We might expect that the correlations between repeated acquisitions of B-mode images and repeated acquisitions of the elasticity images would be correlated. A t-test for the null-hypothesis that they are not correlated yields p-values of 0.0005, 0.001, 0.12, for strain images, shear modulus images, and nonlinearity parameter images, respectively. When excluding nonlinearity maps reconstructed from strain fields with frame-average strain less than 14%, however, the last p-value decreases from 0.12 to 0.009. In there cases, therefore, we rejrct the null-hypothesis, and conclude that the correlations between repeated acquisitions of B-mode images is statistically significantly correlated with repeated acquisitions of the elasticity images, provided the elastic nonlinearity parameter maps are recovered from strain fields of sufficiently high magnitude. We found no significant difference between these results for benign vs. malignant cases.
Correlations between reconstructed shear modulus and nonlinearity from repeated acquisitions tended to be relatively high, overall, and so the authors considered whether this might be an accident of the processing steps used2. Therefore, Figure 2 contains 2 sets of points: those representing acquisitions in the same ROI and subject (presented in blue), and those comparing acquisitions in two different subjects (shown in orange). The expectation was that comparisons of different subjects would show low correlations, while comparisons of the same ROI in the same subject would show higher correlations. This trend is evident in the figure. If the high correlation between reconstructed fields from repeated acquisitions were indeed an accident, then both the orange and the blue markers would be concentrated near the top. That is not the case.
There are dozens of images whose comparisons are summarized in Figure 2. To aid the interpretation of that figure, we now present several examples representative of different locations on the scatter plot in Figure 2.
Figure 3 shows an example with high agreement between acquisitions. It shows excellent agreement between B-mode images, which suggests that the same ROIs were well targeted in both acquisitions. The correlations between the strain, shear modulus, and elastic nonlinearity were correspondingly high. We note that the final strains used to recover the elastic nonlinearity parameters were higher than 14%, and therefore we also see high agreement between the elastic nonlinearity fields. Data points from this comparison would appear as blue points in the top right of the chart in Figure 2.
By comparison, Figures 4 and 5 show examples of high repeatability in ROIs, but low repeatability in the nonlinearity images. As with the previous example, the high B-mode image correlation suggests that the same ROIs were well targeted in both acquisitions. The correlations between the strain, shear modulus, are correspondingly very high (i.e. all > 0.8, most > 0.9), while the correlation between nonlinearity images is below 0.6. In these image sequences, the maximum measured frame-average strain was less than 14%. Therefore, there was insufficient strain to observe nonlinear tissue behavior, from which to infer the elastic nonlinearity parameter. These and similar points in the chart, Figure 2, are marked with an X.

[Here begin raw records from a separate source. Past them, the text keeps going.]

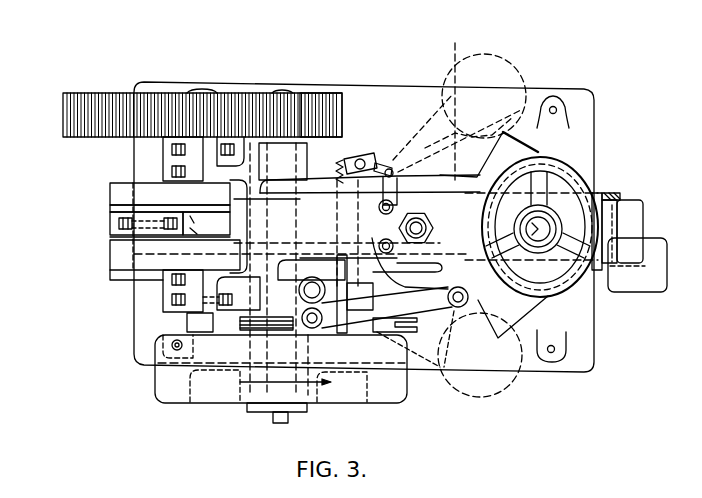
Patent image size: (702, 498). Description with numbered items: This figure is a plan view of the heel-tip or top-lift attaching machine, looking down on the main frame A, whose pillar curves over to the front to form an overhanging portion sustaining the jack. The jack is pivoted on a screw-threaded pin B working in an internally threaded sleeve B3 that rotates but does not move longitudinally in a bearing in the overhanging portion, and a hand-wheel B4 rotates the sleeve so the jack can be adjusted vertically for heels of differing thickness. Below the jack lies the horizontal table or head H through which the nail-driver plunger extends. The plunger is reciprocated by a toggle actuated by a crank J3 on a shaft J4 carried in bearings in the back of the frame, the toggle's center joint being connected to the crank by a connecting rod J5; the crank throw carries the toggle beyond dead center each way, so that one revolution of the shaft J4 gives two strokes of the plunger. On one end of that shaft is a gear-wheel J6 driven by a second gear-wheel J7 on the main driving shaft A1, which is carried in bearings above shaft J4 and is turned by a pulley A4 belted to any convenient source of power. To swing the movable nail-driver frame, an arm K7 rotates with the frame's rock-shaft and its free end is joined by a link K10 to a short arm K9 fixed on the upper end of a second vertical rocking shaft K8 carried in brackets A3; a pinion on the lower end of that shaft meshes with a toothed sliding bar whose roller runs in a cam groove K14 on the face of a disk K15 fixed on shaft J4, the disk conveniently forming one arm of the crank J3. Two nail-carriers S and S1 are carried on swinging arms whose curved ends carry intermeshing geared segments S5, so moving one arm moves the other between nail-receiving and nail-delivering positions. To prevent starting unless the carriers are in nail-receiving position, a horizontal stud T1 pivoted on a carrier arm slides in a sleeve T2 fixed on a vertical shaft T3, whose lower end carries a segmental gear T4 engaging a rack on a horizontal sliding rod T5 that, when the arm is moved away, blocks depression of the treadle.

The main frame A is at (366, 238).
The main driving shaft A1 is at (281, 92).
The brackets A3 is at (267, 322).
The pulley A4 is at (170, 373).
The crank J3 is at (110, 194).
The shaft J4 is at (200, 92).
The connecting rod J5 is at (220, 227).
The gear-wheel J6 is at (155, 103).
The second gear-wheel J7 is at (314, 110).
The arm K7 is at (528, 316).
The second vertical rocking shaft K8 is at (335, 335).
The short arm K9 is at (300, 300).
The link K10 is at (400, 320).
The cam groove K14 is at (165, 273).
The disk K15 is at (182, 260).
The horizontal stud T1 is at (392, 165).
The sleeve T2 is at (360, 160).
The vertical shaft T3 is at (380, 168).
The segmental gear T4 is at (347, 162).
The horizontal sliding rod T5 is at (330, 221).
The nail-carrier S is at (508, 72).
The nail-carrier S1 is at (508, 389).
The geared segments S5 is at (390, 240).
The screw-threaded pin B is at (578, 216).
The internally threaded sleeve B3 is at (540, 210).
The hand-wheel B4 is at (575, 197).
The table H is at (488, 289).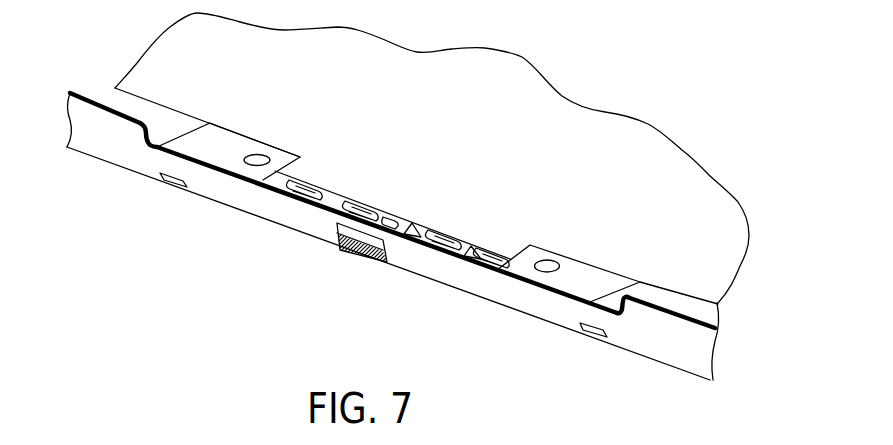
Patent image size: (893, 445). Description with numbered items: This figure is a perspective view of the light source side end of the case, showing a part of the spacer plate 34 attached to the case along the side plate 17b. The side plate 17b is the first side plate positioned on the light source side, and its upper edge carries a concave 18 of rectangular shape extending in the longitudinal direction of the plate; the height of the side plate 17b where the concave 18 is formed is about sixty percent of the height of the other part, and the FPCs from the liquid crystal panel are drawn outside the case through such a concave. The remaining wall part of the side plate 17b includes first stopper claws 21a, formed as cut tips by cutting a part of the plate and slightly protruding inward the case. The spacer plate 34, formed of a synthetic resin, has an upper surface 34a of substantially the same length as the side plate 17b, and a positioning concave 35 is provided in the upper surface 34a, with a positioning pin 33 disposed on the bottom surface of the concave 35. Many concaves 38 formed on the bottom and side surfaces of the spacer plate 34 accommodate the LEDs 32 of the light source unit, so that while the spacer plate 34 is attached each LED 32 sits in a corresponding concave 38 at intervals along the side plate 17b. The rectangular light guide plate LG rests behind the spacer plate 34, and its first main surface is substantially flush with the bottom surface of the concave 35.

The side plate 17b is at (654, 340).
The concave 18 is at (160, 142).
The first stopper claw 21a is at (166, 186).
The LED 32 is at (305, 188).
The positioning pin 33 is at (388, 220).
The spacer plate 34 is at (597, 273).
The upper surface 34a is at (213, 138).
The positioning concave 35 is at (522, 245).
The concave 38 is at (287, 186).
The light guide plate LG is at (597, 118).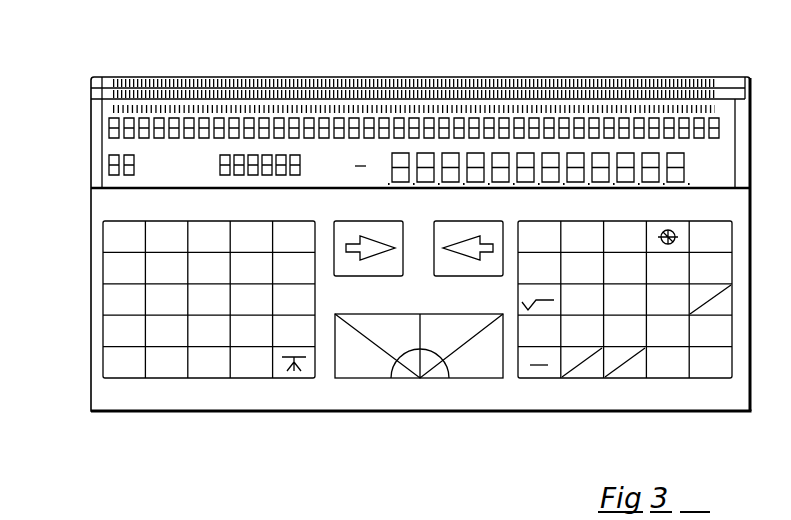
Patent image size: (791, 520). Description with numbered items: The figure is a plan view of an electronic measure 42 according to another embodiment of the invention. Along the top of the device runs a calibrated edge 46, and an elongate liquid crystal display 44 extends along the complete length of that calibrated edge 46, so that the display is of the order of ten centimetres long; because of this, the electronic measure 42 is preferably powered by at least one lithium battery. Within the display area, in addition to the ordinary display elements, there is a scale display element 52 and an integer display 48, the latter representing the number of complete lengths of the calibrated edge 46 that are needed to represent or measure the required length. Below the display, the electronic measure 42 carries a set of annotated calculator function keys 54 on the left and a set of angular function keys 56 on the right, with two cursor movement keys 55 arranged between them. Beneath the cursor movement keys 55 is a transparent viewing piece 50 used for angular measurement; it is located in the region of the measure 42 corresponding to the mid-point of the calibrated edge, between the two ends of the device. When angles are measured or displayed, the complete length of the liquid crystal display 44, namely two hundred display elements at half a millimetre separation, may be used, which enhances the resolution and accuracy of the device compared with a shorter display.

Among the blue markers in Figure 2, Subject 15 provided three sets near the top left of that grouping. These comparisons show relatively poor correlation between the B-mode images, but moderately good correlation in the elasticity images. One example is shown in Figure 6. In none of the acquisitions with subject 15 was the final strain above our threshold of 14%.

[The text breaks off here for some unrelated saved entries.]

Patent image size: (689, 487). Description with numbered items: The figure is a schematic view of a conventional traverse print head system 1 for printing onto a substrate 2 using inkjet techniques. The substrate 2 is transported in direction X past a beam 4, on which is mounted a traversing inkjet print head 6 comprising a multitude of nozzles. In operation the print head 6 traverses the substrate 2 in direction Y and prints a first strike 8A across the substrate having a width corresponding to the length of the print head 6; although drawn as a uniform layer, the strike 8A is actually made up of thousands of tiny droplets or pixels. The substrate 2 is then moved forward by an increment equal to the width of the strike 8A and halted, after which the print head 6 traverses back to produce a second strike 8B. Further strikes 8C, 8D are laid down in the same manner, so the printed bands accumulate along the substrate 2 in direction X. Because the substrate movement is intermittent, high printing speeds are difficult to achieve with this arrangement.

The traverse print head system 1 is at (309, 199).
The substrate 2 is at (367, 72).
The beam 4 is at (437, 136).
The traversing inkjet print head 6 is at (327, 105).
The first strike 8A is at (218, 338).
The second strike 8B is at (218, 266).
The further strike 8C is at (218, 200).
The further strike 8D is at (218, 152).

The images corresponding to the greatest outlier in the chart are shown in Figure 7. These data suffered from two shortcomings in the repeat acquisitions. First, the ROIs were not strongly similar between the two acquisitions, as suggested by a B-mode image correlation coefficient of only 0.70. This is a relatively low correlation for B-mode images; in some cases, the correlation between B-mode images from different subjects was higher than this value. Second, the final strain was relatively low, preventing accurate reconstruction of the nonlinearity. Nevertheless, certain similar features in the images are discernible.
IV. Discussion
The goal of this study is to answer the question: If the same region of tissue is imaged and measured twice, do we recover the same mechanical properties? By registering the B-mode images in our data sets, we sought to suppress variability in ROI targeting, so as to focus on the variability inherent in the in vivo mechanical property measurement itself.
There are several observations to be made about Figure 2. The first is that all repeat acquisitions (all the blue markers) are clustered in the upper right corner of the plot, showing a relatively high degree of correlation. It was for this reason that we asked the question whether any pair of images of two breast masses would show similarly high degrees of correlation. This question motivated computing comparisons of images of different masses, shown in orange. The general separation of these groups shows that the high correlation between repeat acquisitions is not coincidental.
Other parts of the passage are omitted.